Respect

Argument du RESPECT

Le respect est lié à la distance et au sacré, à la crainte et à la soumission. Le respect dû aux personnes est garanti par le Code Civil. Le respect dû aux institutions se mérite. Les comportements dits irrespectueux peuvent être considérés par leurs représentants comme un outrage punissable , à quoi on oppose la liberté d’expression et de critique.

Le respect est un sentiment moral et social qui règle, d’une part, les rapports interindividuels, et, d’autre part, les rapports des personnes aux institutions ainsi que les rapports des personnes à leur hiérarchie à l’intérieur de l’institution.

L’argument du respect [1] est invoqué par un plaignant qui fait état d’un manque de respect et demande réparation.
Le lien du respect à la crainte et à l’obéissance est explicite dans les expressions “se faire respecter”, “tenir en respect”. On peut voir dans cette crainte la source du sentiment de respect, V. Modestie. Demander le respect, rappeler qu’on doit être craint et obéi, qu’il s’agisse de la crainte de la police ou de la crainte du sacré.

1. Respect mérité et droit au respect

Le respect se matérialise fondamentalement par une application stricte des règles générales de politesse. Selon ces règles, respecter quelqu’un, c’est ne pas empiéter, voire maximiser son territoire et rehausser sa face.
Le cas échéant, ces règles peuvent être augmentées de règles spécifiques précisant le comportement à adopter dans les tractations avec les institutions, notamment les institutions religieuses et les hautes autorités civiles.

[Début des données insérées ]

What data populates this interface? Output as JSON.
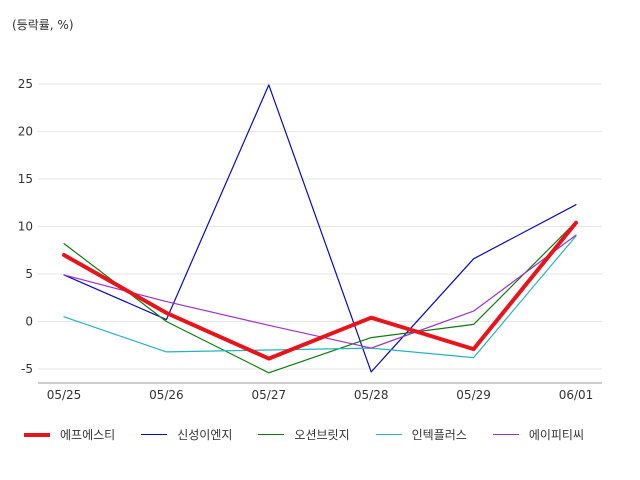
{
  "chart_data": {
    "type": "line",
    "unit_label": "(등락률, %)",
    "categories": [
      "05/25",
      "05/26",
      "05/27",
      "05/28",
      "05/29",
      "06/01"
    ],
    "ylim": [
      -6.5,
      28
    ],
    "yticks": [
      -5,
      0,
      5,
      10,
      15,
      20,
      25
    ],
    "grid": true,
    "legend_position": "bottom",
    "series": [
      {
        "name": "에프에스티",
        "color": "#e8141b",
        "width": 4,
        "values": [
          7.0,
          0.9,
          -3.9,
          0.4,
          -2.9,
          10.4
        ]
      },
      {
        "name": "신성이엔지",
        "color": "#0a0ab8",
        "width": 1.2,
        "values": [
          4.9,
          0.2,
          24.9,
          -5.3,
          6.6,
          12.3
        ]
      },
      {
        "name": "오션브릿지",
        "color": "#0f7a0f",
        "width": 1.2,
        "values": [
          8.2,
          0.0,
          -5.4,
          -1.7,
          -0.3,
          10.5
        ]
      },
      {
        "name": "인텍플러스",
        "color": "#26b3c0",
        "width": 1.2,
        "values": [
          0.5,
          -3.2,
          -3.0,
          -2.8,
          -3.8,
          9.0
        ]
      },
      {
        "name": "에이피티씨",
        "color": "#9a33cc",
        "width": 1.2,
        "values": [
          4.9,
          2.1,
          -0.4,
          -2.8,
          1.1,
          9.1
        ]
      }
    ]
  }
}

1.1 Respect dû aux personnes

L’impolitesse n’est pas punie par la loi, mais l‘atteinte au respect dû à la personne l’est, par le Code civil, art. 16 :

La loi assure la primauté de la personne, interdit toute atteinte à la dignité de celle-ci et garantit le respect de l’être humain dès le commencement de sa vie. [2]

La discrimination, la diffamation, le harcèlement moral sont des atteintes à la dignité de la personne.

1.1 Respect dû aux autorités et aux institutions

Le respect est le sentiment que l’autorité souhaite rencontrer : on doit s’incliner, voire se courber devant elle ; elle demande qu’on obéisse à ses ordres, qu’on prévienne ses désirs, et cela même en dépit de son propre sentiment. L’autorité demande des sujets respectueux, voire humbles, V. Autorité ; Modestie ; Péchés de langue.
L’autorité réclame le respect formel, et demande qu’il lui soit manifesté selon les formes prescrites. Dans la correspondance, le respect se marque dans les formules de politesse :

À un évêque, on écrit : “Je vous prie de croire, Monseigneur, à l’assurance de mes sentiments respectueux et dévoués”. On appréciera ce mélange de dévouement / dévotion qui semble exéder, pour un non croyant, les bornes de la politesse citoyenne.
À un magistrat : “Veuillez agréer, Monsieur le Juge, l’expression de mes sentiments respectueux”. [4].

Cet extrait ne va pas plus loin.